Philippe Wouters
Pas facile de démêler les lois et règlements régissant l’alcool au Québec.
Pas facile de démêler les lois et règlements régissant l’alcool au Québec.

Les revendications (légitimes) des brasseurs

CHRONIQUE / Depuis presque un siècle, les lois entourant l’alcool au Québec sont si nombreuses et si complexes que peu s’y aventurent. C’est pourtant simple : au Québec, nul ne peut produire, vendre, distribuer et livrer de l’alcool. Sauf ceux qui ont le droit. Et c’est là que ça se complique...

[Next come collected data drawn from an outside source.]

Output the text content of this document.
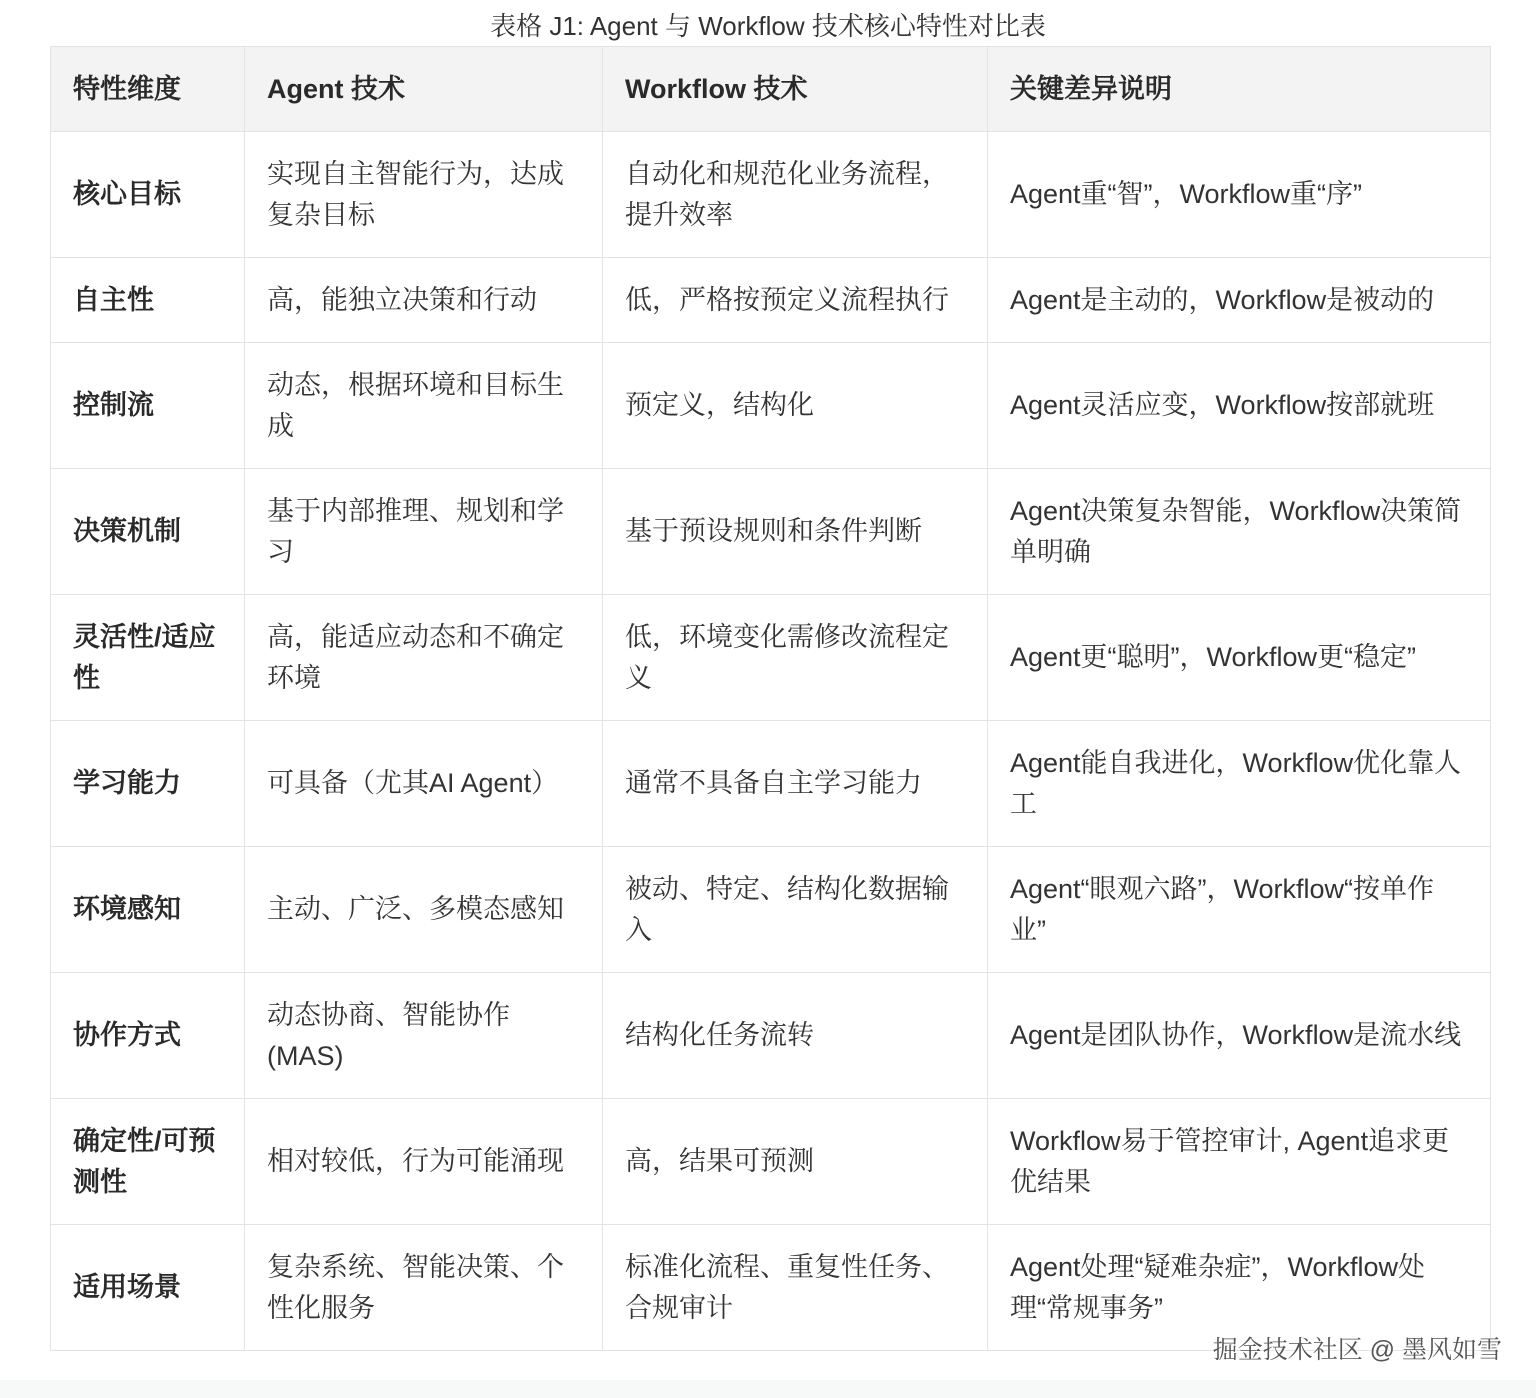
表格 J1: Agent 与 Workflow 技术核心特性对比表
特性维度	Agent 技术	Workflow 技术	关键差异说明
核心目标	实现自主智能行为，达成复杂目标	自动化和规范化业务流程，提升效率	Agent重“智”，Workflow重“序”
自主性	高，能独立决策和行动	低，严格按预定义流程执行	Agent是主动的，Workflow是被动的
控制流	动态，根据环境和目标生成	预定义，结构化	Agent灵活应变，Workflow按部就班
决策机制	基于内部推理、规划和学习	基于预设规则和条件判断	Agent决策复杂智能，Workflow决策简单明确
灵活性/适应性	高，能适应动态和不确定环境	低，环境变化需修改流程定义	Agent更“聪明”，Workflow更“稳定”
学习能力	可具备（尤其AI Agent）	通常不具备自主学习能力	Agent能自我进化，Workflow优化靠人工
环境感知	主动、广泛、多模态感知	被动、特定、结构化数据输入	Agent“眼观六路”，Workflow“按单作业”
协作方式	动态协商、智能协作 (MAS)	结构化任务流转	Agent是团队协作，Workflow是流水线
确定性/可预测性	相对较低，行为可能涌现	高，结果可预测	Workflow易于管控审计, Agent追求更优结果
适用场景	复杂系统、智能决策、个性化服务	标准化流程、重复性任务、合规审计	Agent处理“疑难杂症”，Workflow处理“常规事务”
掘金技术社区 @ 墨风如雪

Je ne connais pas un juriste ou un avocat qui ne s’est pas arraché les cheveux en essayant de comprendre, le plus lucidement possible, les dizaines de lois en vigueur concernant l’alcool.

Je ne connais aucun détenteur de permis délivré par la Régie des alcools, des courses et des jeux (RACJ) qui n’a pas déjà été confronté à une interprétation grotesque de la loi, le plus souvent causée par des règlements qui complexifient encore un peu plus ce labyrinthe juridique. Et pourtant, en ces temps de pandémie de la COVID-19, la clarté et l’égalité pour tous devraient être la norme.

Cela ne s’est jamais autant démontré qu’en ces temps de crise où chaque entrepreneur essaye, tant bien que mal, de sauver ses revenus en essayant de comprendre ce qui lui est permis de faire ou non. Les brasseries ont-elles le droit de distribuer et de livrer leurs produits? Oui, si elles livrent de la nourriture, disent plusieurs. Non, si elles ont un permis-bar, disent d’autres.

Les vignerons et producteurs de vins de petits fruits peuvent vendre directement aux consommateurs dans les foires. Cela veut-il dire qu’ils peuvent livrer directement aux consommateurs? Certains le font, d’autres disent que c’est interdit.

Les détaillants aimeraient acheter de la bière en fût pour ensuite la revendre aux consommateurs. Loufoque, comme idée? Pourtant, la très grande majorité des revendications sont déjà appliquées dans d’autres provinces du Canada. Mais l’alcool est de juridiction provinciale.

Refonte complète

Le milieu réclame, depuis des années, une refonte complète des lois au Québec et non plus uniquement de timides modifications qui créent encore plus de confusion chez les acteurs du milieu. Mais personne ne veut toucher aux règlements, de peur d’ouvrir une boîte de Pandore. Il va pourtant falloir le faire.

Les microbrasseurs ou brasseurs industriels, qui ont vu chuter leurs revenus après la fermeture des bars et restaurants, demandent qu’il leur soit permis de livrer de la bière directement aux consommateurs et non uniquement aux détenteurs de permis de vente qui, eux, ont le droit de livrer aux consommateurs uniquement par leur personnel. La livraison pourrait se faire par un employé de la brasserie ou, encore mieux, directement par des services de livraison. La Société des alcools du Québec offre déjà ce service. Quelle est la différence entre une livraison d’alcool par la SAQ ou par la brasserie? Dans les deux cas, il est important de vérifier que le destinataire est majeur, mais les outils sont déjà en place.

La majorité des brasseries au Québec ont moins de cinq ans d’existence. Autant dire que ce sont de très jeunes entreprises qui n’ont pas les reins assez solides pour passer au travers de la crise.

Je pourrais vous servir quelques arguments économiques concernant les régions. Vous dire que les brasseries créent plus de 5000 emplois à travers le Québec. Je préfère vous poser une question. Qui a déjà voyagé et visité une microbrasserie? Nous sommes de plus en plus nombreux à le faire et pas uniquement pour la bière, mais aussi pour le côté culturel que les brasseries artisanales font vivre dans leurs établissements.

On est loin des tavernes des années 60 ou de la production d’alcool neutre. On vit dans un monde où la bière est un vecteur important de tourisme, d’économie et de culture.

Cessons donc de voir l’alcool comme un mal nécessaire. Assumons une fois pour toutes le fait que ceux qui ont le droit de produire, vendre, distribuer et livrer de l’alcool au Québec puissent recevoir l’appui nécessaire au maintien de la culture bière québécoise.